TieCrowdfarming · October 14, 2024, 12:28pm

Dear community,

I’m working with customer order data in Foundry. New orders generate new rows, while changes in order status update existing rows. Both cases modify the updated_at column, which I’m using as a reference for incremental extraction.

The incremental extraction runs every 15 minutes, bringing both new and updated orders to the Code Repository. The Code Repository is marked with @incremental, so both types of orders are appended to the output dataset.

To deduplicate them, I need to load the output dataset, union both the new and the existing datasets, sort it by updated_at, and use dropDuplicates on the id column. This process is taking almost 5 minutes to complete.

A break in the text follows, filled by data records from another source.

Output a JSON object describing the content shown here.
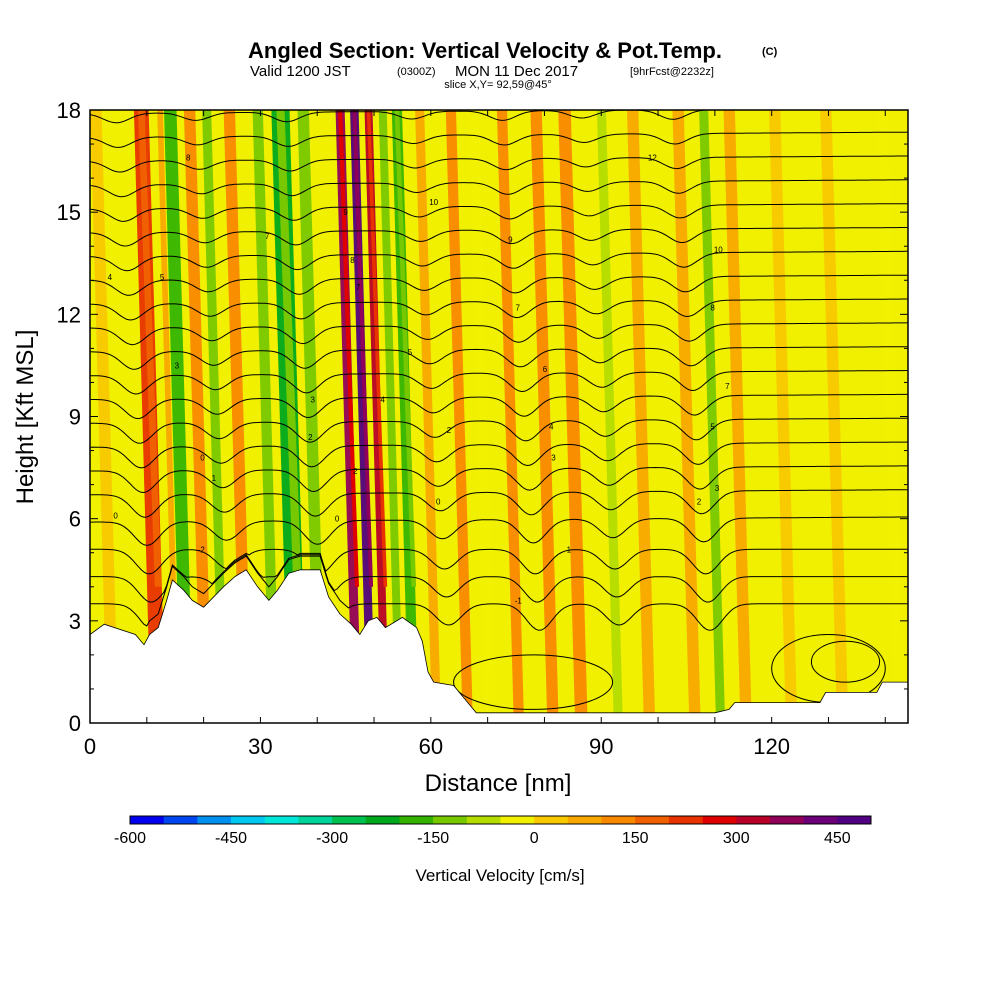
{
  "title": {
    "main": "Angled Section: Vertical Velocity & Pot.Temp.",
    "main_suffix": "(C)",
    "valid_prefix": "Valid 1200 JST",
    "valid_zulu": "(0300Z)",
    "valid_date": "MON 11 Dec 2017",
    "valid_fcst": "[9hrFcst@2232z]",
    "slice": "slice X,Y= 92,59@45°"
  },
  "chart_data": {
    "type": "heatmap",
    "xlabel": "Distance [nm]",
    "ylabel": "Height [Kft MSL]",
    "xlim": [
      0,
      144
    ],
    "ylim": [
      0,
      18
    ],
    "xticks": [
      0,
      30,
      60,
      90,
      120
    ],
    "yticks": [
      0,
      3,
      6,
      9,
      12,
      15,
      18
    ],
    "colorbar": {
      "label": "Vertical Velocity [cm/s]",
      "levels": [
        -600,
        -550,
        -500,
        -450,
        -400,
        -350,
        -300,
        -250,
        -200,
        -150,
        -100,
        -50,
        0,
        50,
        100,
        150,
        200,
        250,
        300,
        350,
        400,
        450,
        500
      ],
      "tick_values": [
        -600,
        -450,
        -300,
        -150,
        0,
        150,
        300,
        450
      ],
      "tick_labels": [
        "-600",
        "-450",
        "-300",
        "-150",
        "0",
        "150",
        "300",
        "450"
      ],
      "colors": [
        "#0000f0",
        "#0046f0",
        "#0090f0",
        "#00c8f0",
        "#00e6d8",
        "#00d49a",
        "#00c050",
        "#00a81e",
        "#34b400",
        "#78c800",
        "#b4dc00",
        "#f0f000",
        "#f8c800",
        "#f8a800",
        "#f88800",
        "#f06000",
        "#e83200",
        "#e00000",
        "#b80028",
        "#90005a",
        "#6c0078",
        "#500080"
      ]
    },
    "velocity_bands": [
      {
        "x": 1.5,
        "width": 2.0,
        "value": 30
      },
      {
        "x": 9.5,
        "width": 2.6,
        "value": 230
      },
      {
        "x": 12.8,
        "width": 1.0,
        "value": 80
      },
      {
        "x": 14.6,
        "width": 2.2,
        "value": -170
      },
      {
        "x": 18.0,
        "width": 2.0,
        "value": 120
      },
      {
        "x": 21.0,
        "width": 1.6,
        "value": -110
      },
      {
        "x": 25.0,
        "width": 2.0,
        "value": 140
      },
      {
        "x": 30.0,
        "width": 1.8,
        "value": -110
      },
      {
        "x": 34.0,
        "width": 3.2,
        "value": -210
      },
      {
        "x": 38.0,
        "width": 2.0,
        "value": -120
      },
      {
        "x": 44.5,
        "width": 1.6,
        "value": 380
      },
      {
        "x": 47.0,
        "width": 1.5,
        "value": 520
      },
      {
        "x": 49.5,
        "width": 1.4,
        "value": 320
      },
      {
        "x": 52.0,
        "width": 1.4,
        "value": -110
      },
      {
        "x": 54.5,
        "width": 1.8,
        "value": -200
      },
      {
        "x": 58.5,
        "width": 1.6,
        "value": 90
      },
      {
        "x": 64.0,
        "width": 1.8,
        "value": 120
      },
      {
        "x": 68.0,
        "width": 2.0,
        "value": -40
      },
      {
        "x": 73.0,
        "width": 1.8,
        "value": 110
      },
      {
        "x": 79.0,
        "width": 2.0,
        "value": 100
      },
      {
        "x": 84.0,
        "width": 2.2,
        "value": 100
      },
      {
        "x": 90.5,
        "width": 1.6,
        "value": -80
      },
      {
        "x": 96.0,
        "width": 2.0,
        "value": 70
      },
      {
        "x": 104.0,
        "width": 2.0,
        "value": 60
      },
      {
        "x": 108.5,
        "width": 1.6,
        "value": -110
      },
      {
        "x": 113.0,
        "width": 2.0,
        "value": 70
      },
      {
        "x": 121.0,
        "width": 2.0,
        "value": 40
      },
      {
        "x": 130.0,
        "width": 2.0,
        "value": 40
      },
      {
        "x": 140.0,
        "width": 2.0,
        "value": -20
      }
    ],
    "terrain": [
      [
        0,
        2.6
      ],
      [
        2.5,
        2.9
      ],
      [
        8,
        2.6
      ],
      [
        9.5,
        2.3
      ],
      [
        10.5,
        2.6
      ],
      [
        12,
        2.8
      ],
      [
        13.5,
        3.6
      ],
      [
        14.5,
        4.2
      ],
      [
        16.5,
        3.9
      ],
      [
        18,
        3.6
      ],
      [
        20,
        3.4
      ],
      [
        23.5,
        4.0
      ],
      [
        25.5,
        4.3
      ],
      [
        27.5,
        4.5
      ],
      [
        29.5,
        4.0
      ],
      [
        31.5,
        3.6
      ],
      [
        33,
        3.9
      ],
      [
        35,
        4.4
      ],
      [
        37,
        4.5
      ],
      [
        40.5,
        4.5
      ],
      [
        42,
        3.7
      ],
      [
        44,
        3.2
      ],
      [
        46,
        2.9
      ],
      [
        47.5,
        2.6
      ],
      [
        49,
        3.0
      ],
      [
        50.5,
        3.1
      ],
      [
        52,
        2.8
      ],
      [
        55,
        3.1
      ],
      [
        57.5,
        2.8
      ],
      [
        58.5,
        2.4
      ],
      [
        59.5,
        1.5
      ],
      [
        60.5,
        1.2
      ],
      [
        64,
        1.1
      ],
      [
        65.5,
        0.8
      ],
      [
        67,
        0.5
      ],
      [
        68,
        0.3
      ],
      [
        70,
        0.3
      ],
      [
        90,
        0.3
      ],
      [
        95,
        0.3
      ],
      [
        110,
        0.3
      ],
      [
        112.5,
        0.4
      ],
      [
        113.5,
        0.6
      ],
      [
        120,
        0.6
      ],
      [
        128.5,
        0.6
      ],
      [
        129.5,
        0.9
      ],
      [
        138.5,
        0.9
      ],
      [
        139.5,
        1.2
      ],
      [
        144,
        1.2
      ]
    ],
    "isentrope_start_heights": [
      3.5,
      4.3,
      5.1,
      5.9,
      6.7,
      7.4,
      8.1,
      8.8,
      9.5,
      10.2,
      10.9,
      11.6,
      12.3,
      13.0,
      13.7,
      14.4,
      15.1,
      15.8,
      16.5,
      17.2,
      17.9
    ],
    "contour_labels": [
      {
        "x": 3.5,
        "y": 13.1,
        "text": "4"
      },
      {
        "x": 12.7,
        "y": 13.1,
        "text": "5"
      },
      {
        "x": 17.3,
        "y": 16.6,
        "text": "8"
      },
      {
        "x": 15.3,
        "y": 10.5,
        "text": "3"
      },
      {
        "x": 19.8,
        "y": 7.8,
        "text": "0"
      },
      {
        "x": 21.8,
        "y": 7.2,
        "text": "1"
      },
      {
        "x": 19.6,
        "y": 5.1,
        "text": "-2"
      },
      {
        "x": 31.2,
        "y": 14.3,
        "text": "7"
      },
      {
        "x": 39.2,
        "y": 9.5,
        "text": "3"
      },
      {
        "x": 38.8,
        "y": 8.4,
        "text": "2"
      },
      {
        "x": 43.5,
        "y": 6.0,
        "text": "0"
      },
      {
        "x": 45.0,
        "y": 15.0,
        "text": "9"
      },
      {
        "x": 46.2,
        "y": 13.6,
        "text": "8"
      },
      {
        "x": 47.2,
        "y": 12.8,
        "text": "7"
      },
      {
        "x": 46.7,
        "y": 7.4,
        "text": "2"
      },
      {
        "x": 51.5,
        "y": 9.5,
        "text": "4"
      },
      {
        "x": 56.3,
        "y": 10.9,
        "text": "5"
      },
      {
        "x": 63.2,
        "y": 8.6,
        "text": "2"
      },
      {
        "x": 61.3,
        "y": 6.5,
        "text": "0"
      },
      {
        "x": 60.5,
        "y": 15.3,
        "text": "10"
      },
      {
        "x": 74.0,
        "y": 14.2,
        "text": "9"
      },
      {
        "x": 75.3,
        "y": 12.2,
        "text": "7"
      },
      {
        "x": 80.1,
        "y": 10.4,
        "text": "6"
      },
      {
        "x": 81.2,
        "y": 8.7,
        "text": "4"
      },
      {
        "x": 81.6,
        "y": 7.8,
        "text": "3"
      },
      {
        "x": 84.3,
        "y": 5.1,
        "text": "1"
      },
      {
        "x": 75.4,
        "y": 3.6,
        "text": "-1"
      },
      {
        "x": 99.0,
        "y": 16.6,
        "text": "12"
      },
      {
        "x": 110.6,
        "y": 13.9,
        "text": "10"
      },
      {
        "x": 109.6,
        "y": 12.2,
        "text": "8"
      },
      {
        "x": 112.2,
        "y": 9.9,
        "text": "7"
      },
      {
        "x": 109.6,
        "y": 8.7,
        "text": "5"
      },
      {
        "x": 110.4,
        "y": 6.9,
        "text": "3"
      },
      {
        "x": 107.2,
        "y": 6.5,
        "text": "2"
      },
      {
        "x": 4.5,
        "y": 6.1,
        "text": "0"
      }
    ]
  }
}
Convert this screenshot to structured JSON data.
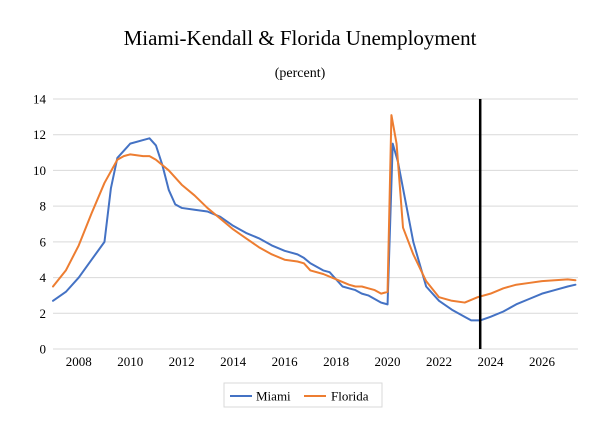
{
  "chart_data": {
    "type": "line",
    "title": "Miami-Kendall & Florida Unemployment",
    "subtitle": "(percent)",
    "xlabel": "",
    "ylabel": "",
    "xlim": [
      2007.0,
      2027.4
    ],
    "ylim": [
      0,
      14
    ],
    "x_ticks": [
      2008,
      2010,
      2012,
      2014,
      2016,
      2018,
      2020,
      2022,
      2024,
      2026
    ],
    "y_ticks": [
      0,
      2,
      4,
      6,
      8,
      10,
      12,
      14
    ],
    "grid": "horizontal",
    "legend": "bottom",
    "vertical_marker_x": 2023.6,
    "series": [
      {
        "name": "Miami",
        "color": "#4472c4",
        "points": [
          [
            2007.0,
            2.7
          ],
          [
            2007.5,
            3.2
          ],
          [
            2008.0,
            4.0
          ],
          [
            2008.5,
            5.0
          ],
          [
            2009.0,
            6.0
          ],
          [
            2009.25,
            9.0
          ],
          [
            2009.5,
            10.7
          ],
          [
            2010.0,
            11.5
          ],
          [
            2010.5,
            11.7
          ],
          [
            2010.75,
            11.8
          ],
          [
            2011.0,
            11.4
          ],
          [
            2011.25,
            10.3
          ],
          [
            2011.5,
            8.9
          ],
          [
            2011.75,
            8.1
          ],
          [
            2012.0,
            7.9
          ],
          [
            2012.5,
            7.8
          ],
          [
            2013.0,
            7.7
          ],
          [
            2013.5,
            7.4
          ],
          [
            2014.0,
            6.9
          ],
          [
            2014.5,
            6.5
          ],
          [
            2015.0,
            6.2
          ],
          [
            2015.5,
            5.8
          ],
          [
            2016.0,
            5.5
          ],
          [
            2016.5,
            5.3
          ],
          [
            2016.75,
            5.1
          ],
          [
            2017.0,
            4.8
          ],
          [
            2017.5,
            4.4
          ],
          [
            2017.75,
            4.3
          ],
          [
            2018.0,
            3.9
          ],
          [
            2018.25,
            3.5
          ],
          [
            2018.5,
            3.4
          ],
          [
            2018.75,
            3.3
          ],
          [
            2019.0,
            3.1
          ],
          [
            2019.25,
            3.0
          ],
          [
            2019.5,
            2.8
          ],
          [
            2019.75,
            2.6
          ],
          [
            2020.0,
            2.5
          ],
          [
            2020.2,
            11.5
          ],
          [
            2020.4,
            10.5
          ],
          [
            2020.6,
            9.0
          ],
          [
            2021.0,
            6.0
          ],
          [
            2021.5,
            3.5
          ],
          [
            2022.0,
            2.7
          ],
          [
            2022.5,
            2.2
          ],
          [
            2023.0,
            1.8
          ],
          [
            2023.25,
            1.6
          ],
          [
            2023.6,
            1.6
          ],
          [
            2024.0,
            1.8
          ],
          [
            2024.5,
            2.1
          ],
          [
            2025.0,
            2.5
          ],
          [
            2025.5,
            2.8
          ],
          [
            2026.0,
            3.1
          ],
          [
            2026.5,
            3.3
          ],
          [
            2027.0,
            3.5
          ],
          [
            2027.3,
            3.6
          ]
        ]
      },
      {
        "name": "Florida",
        "color": "#ed7d31",
        "points": [
          [
            2007.0,
            3.5
          ],
          [
            2007.5,
            4.4
          ],
          [
            2008.0,
            5.8
          ],
          [
            2008.5,
            7.6
          ],
          [
            2009.0,
            9.3
          ],
          [
            2009.5,
            10.6
          ],
          [
            2009.75,
            10.8
          ],
          [
            2010.0,
            10.9
          ],
          [
            2010.5,
            10.8
          ],
          [
            2010.75,
            10.8
          ],
          [
            2011.0,
            10.6
          ],
          [
            2011.5,
            10.0
          ],
          [
            2012.0,
            9.2
          ],
          [
            2012.5,
            8.6
          ],
          [
            2013.0,
            7.9
          ],
          [
            2013.5,
            7.3
          ],
          [
            2014.0,
            6.7
          ],
          [
            2014.5,
            6.2
          ],
          [
            2015.0,
            5.7
          ],
          [
            2015.5,
            5.3
          ],
          [
            2016.0,
            5.0
          ],
          [
            2016.5,
            4.9
          ],
          [
            2016.75,
            4.8
          ],
          [
            2017.0,
            4.4
          ],
          [
            2017.5,
            4.2
          ],
          [
            2018.0,
            3.9
          ],
          [
            2018.5,
            3.6
          ],
          [
            2018.75,
            3.5
          ],
          [
            2019.0,
            3.5
          ],
          [
            2019.25,
            3.4
          ],
          [
            2019.5,
            3.3
          ],
          [
            2019.75,
            3.1
          ],
          [
            2020.0,
            3.2
          ],
          [
            2020.15,
            13.1
          ],
          [
            2020.35,
            11.5
          ],
          [
            2020.6,
            6.8
          ],
          [
            2021.0,
            5.3
          ],
          [
            2021.5,
            3.8
          ],
          [
            2022.0,
            2.9
          ],
          [
            2022.5,
            2.7
          ],
          [
            2023.0,
            2.6
          ],
          [
            2023.5,
            2.9
          ],
          [
            2024.0,
            3.1
          ],
          [
            2024.5,
            3.4
          ],
          [
            2025.0,
            3.6
          ],
          [
            2025.5,
            3.7
          ],
          [
            2026.0,
            3.8
          ],
          [
            2026.5,
            3.85
          ],
          [
            2027.0,
            3.9
          ],
          [
            2027.3,
            3.85
          ]
        ]
      }
    ]
  }
}
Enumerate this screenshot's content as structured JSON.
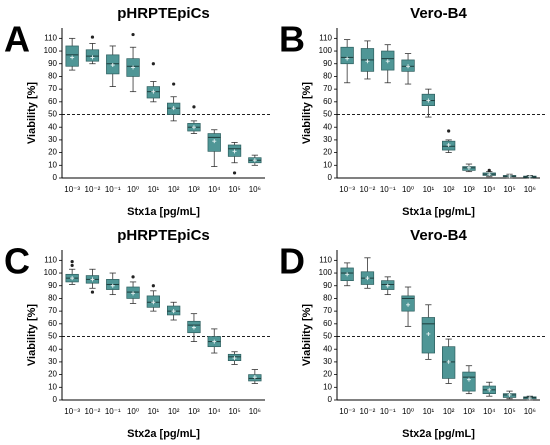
{
  "chart_data": [
    {
      "type": "box",
      "panel": "A",
      "title": "pHRPTEpiCs",
      "xlabel": "Stx1a [pg/mL]",
      "ylabel": "Viability [%]",
      "categories": [
        "10⁻³",
        "10⁻²",
        "10⁻¹",
        "10⁰",
        "10¹",
        "10²",
        "10³",
        "10⁴",
        "10⁵",
        "10⁶"
      ],
      "color": "#4f9696",
      "ylim": [
        0,
        115
      ],
      "yticks": [
        0,
        10,
        20,
        30,
        40,
        50,
        60,
        70,
        80,
        90,
        100,
        110
      ],
      "reference_line": 50,
      "boxes": [
        {
          "min": 85,
          "q1": 88,
          "median": 97,
          "q3": 104,
          "max": 110,
          "mean": 95
        },
        {
          "min": 90,
          "q1": 92,
          "median": 96,
          "q3": 101,
          "max": 106,
          "mean": 95,
          "outliers": [
            111
          ]
        },
        {
          "min": 72,
          "q1": 82,
          "median": 90,
          "q3": 97,
          "max": 104,
          "mean": 89
        },
        {
          "min": 68,
          "q1": 80,
          "median": 88,
          "q3": 94,
          "max": 103,
          "mean": 87,
          "outliers": [
            113
          ]
        },
        {
          "min": 60,
          "q1": 63,
          "median": 68,
          "q3": 72,
          "max": 76,
          "mean": 68,
          "outliers": [
            90
          ]
        },
        {
          "min": 45,
          "q1": 50,
          "median": 55,
          "q3": 59,
          "max": 64,
          "mean": 55,
          "outliers": [
            74
          ]
        },
        {
          "min": 35,
          "q1": 37,
          "median": 40,
          "q3": 43,
          "max": 45,
          "mean": 40,
          "outliers": [
            56
          ]
        },
        {
          "min": 9,
          "q1": 21,
          "median": 32,
          "q3": 35,
          "max": 38,
          "mean": 29
        },
        {
          "min": 12,
          "q1": 17,
          "median": 23,
          "q3": 26,
          "max": 28,
          "mean": 21,
          "outliers": [
            4
          ]
        },
        {
          "min": 10,
          "q1": 12,
          "median": 14,
          "q3": 16,
          "max": 18,
          "mean": 14
        }
      ]
    },
    {
      "type": "box",
      "panel": "B",
      "title": "Vero-B4",
      "xlabel": "Stx1a [pg/mL]",
      "ylabel": "Viability [%]",
      "categories": [
        "10⁻³",
        "10⁻²",
        "10⁻¹",
        "10⁰",
        "10¹",
        "10²",
        "10³",
        "10⁴",
        "10⁵",
        "10⁶"
      ],
      "color": "#4f9696",
      "ylim": [
        0,
        115
      ],
      "yticks": [
        0,
        10,
        20,
        30,
        40,
        50,
        60,
        70,
        80,
        90,
        100,
        110
      ],
      "reference_line": 50,
      "boxes": [
        {
          "min": 75,
          "q1": 90,
          "median": 95,
          "q3": 103,
          "max": 109,
          "mean": 94
        },
        {
          "min": 78,
          "q1": 84,
          "median": 93,
          "q3": 102,
          "max": 108,
          "mean": 92
        },
        {
          "min": 75,
          "q1": 85,
          "median": 94,
          "q3": 100,
          "max": 105,
          "mean": 92
        },
        {
          "min": 74,
          "q1": 84,
          "median": 88,
          "q3": 93,
          "max": 98,
          "mean": 88
        },
        {
          "min": 48,
          "q1": 57,
          "median": 61,
          "q3": 66,
          "max": 70,
          "mean": 61
        },
        {
          "min": 20,
          "q1": 22,
          "median": 25,
          "q3": 29,
          "max": 30,
          "mean": 26,
          "outliers": [
            37
          ]
        },
        {
          "min": 5,
          "q1": 6,
          "median": 8,
          "q3": 9,
          "max": 11,
          "mean": 8
        },
        {
          "min": 1,
          "q1": 2,
          "median": 3,
          "q3": 4,
          "max": 5,
          "mean": 3,
          "outliers": [
            6
          ]
        },
        {
          "min": 0,
          "q1": 1,
          "median": 1.5,
          "q3": 2,
          "max": 3,
          "mean": 1.5
        },
        {
          "min": 0,
          "q1": 0.5,
          "median": 1,
          "q3": 1.5,
          "max": 2,
          "mean": 1
        }
      ]
    },
    {
      "type": "box",
      "panel": "C",
      "title": "pHRPTEpiCs",
      "xlabel": "Stx2a [pg/mL]",
      "ylabel": "Viability [%]",
      "categories": [
        "10⁻³",
        "10⁻²",
        "10⁻¹",
        "10⁰",
        "10¹",
        "10²",
        "10³",
        "10⁴",
        "10⁵",
        "10⁶"
      ],
      "color": "#4f9696",
      "ylim": [
        0,
        115
      ],
      "yticks": [
        0,
        10,
        20,
        30,
        40,
        50,
        60,
        70,
        80,
        90,
        100,
        110
      ],
      "reference_line": 50,
      "boxes": [
        {
          "min": 91,
          "q1": 93,
          "median": 96,
          "q3": 99,
          "max": 103,
          "mean": 96,
          "outliers": [
            106,
            109
          ]
        },
        {
          "min": 88,
          "q1": 92,
          "median": 95,
          "q3": 98,
          "max": 103,
          "mean": 95,
          "outliers": [
            85
          ]
        },
        {
          "min": 83,
          "q1": 87,
          "median": 91,
          "q3": 95,
          "max": 100,
          "mean": 90
        },
        {
          "min": 76,
          "q1": 80,
          "median": 85,
          "q3": 89,
          "max": 93,
          "mean": 84,
          "outliers": [
            97
          ]
        },
        {
          "min": 70,
          "q1": 73,
          "median": 77,
          "q3": 82,
          "max": 86,
          "mean": 77,
          "outliers": [
            90
          ]
        },
        {
          "min": 63,
          "q1": 67,
          "median": 70,
          "q3": 74,
          "max": 77,
          "mean": 70
        },
        {
          "min": 46,
          "q1": 53,
          "median": 59,
          "q3": 62,
          "max": 68,
          "mean": 57
        },
        {
          "min": 37,
          "q1": 42,
          "median": 46,
          "q3": 50,
          "max": 56,
          "mean": 46
        },
        {
          "min": 28,
          "q1": 31,
          "median": 34,
          "q3": 36,
          "max": 38,
          "mean": 33
        },
        {
          "min": 13,
          "q1": 15,
          "median": 17,
          "q3": 20,
          "max": 24,
          "mean": 18
        }
      ]
    },
    {
      "type": "box",
      "panel": "D",
      "title": "Vero-B4",
      "xlabel": "Stx2a [pg/mL]",
      "ylabel": "Viability [%]",
      "categories": [
        "10⁻³",
        "10⁻²",
        "10⁻¹",
        "10⁰",
        "10¹",
        "10²",
        "10³",
        "10⁴",
        "10⁵",
        "10⁶"
      ],
      "color": "#4f9696",
      "ylim": [
        0,
        115
      ],
      "yticks": [
        0,
        10,
        20,
        30,
        40,
        50,
        60,
        70,
        80,
        90,
        100,
        110
      ],
      "reference_line": 50,
      "boxes": [
        {
          "min": 90,
          "q1": 94,
          "median": 100,
          "q3": 104,
          "max": 108,
          "mean": 99
        },
        {
          "min": 88,
          "q1": 91,
          "median": 96,
          "q3": 101,
          "max": 112,
          "mean": 96
        },
        {
          "min": 83,
          "q1": 87,
          "median": 91,
          "q3": 94,
          "max": 97,
          "mean": 90
        },
        {
          "min": 58,
          "q1": 70,
          "median": 80,
          "q3": 82,
          "max": 89,
          "mean": 75
        },
        {
          "min": 32,
          "q1": 37,
          "median": 60,
          "q3": 65,
          "max": 75,
          "mean": 52
        },
        {
          "min": 13,
          "q1": 17,
          "median": 30,
          "q3": 42,
          "max": 48,
          "mean": 30
        },
        {
          "min": 5,
          "q1": 7,
          "median": 18,
          "q3": 22,
          "max": 27,
          "mean": 16
        },
        {
          "min": 3,
          "q1": 5,
          "median": 8,
          "q3": 11,
          "max": 14,
          "mean": 8
        },
        {
          "min": 1,
          "q1": 2,
          "median": 4,
          "q3": 5,
          "max": 7,
          "mean": 4
        },
        {
          "min": 0,
          "q1": 1,
          "median": 2,
          "q3": 2.5,
          "max": 3,
          "mean": 1.5
        }
      ]
    }
  ]
}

Given that the number of orders is relatively small compared to the full dataset, I believe it could be much faster if I could just update the necessary rows, using operations similar to SQL UPDATE or INSERT. Is it possible to do this within the Code Repository? If not, is there a workaround, such as saving these records in a separate dataframe and using some kind of API calls to perform SQL-like updates?

I appreciate any guidance or suggestions on this matter.

Thank you for your assistance.

Best regards,

sandpiper · October 15, 2024, 4:29am

The best way to achieve performant “keep latest record for each ID” behavior in cases like this is to create a View with a primary key configured on the incrementally-appended dataset.

TieCrowdfarming · October 15, 2024, 8:49am

Thank you, Sandpiper. I’ll give it a try and update the thread with the results for future reference.

TieCrowdfarming · October 30, 2024, 9:28am

It worked perfectly. This is the deduplication solution we’ve been looking for.

One small tip for those implementing it: since it deduplicates using descending order on the reference column, we encountered a specific case where we needed ascending order instead. To achieve this, we created a new column with the negative value of the reference column (in case it’s a date, convert it to a Unix timestamp first)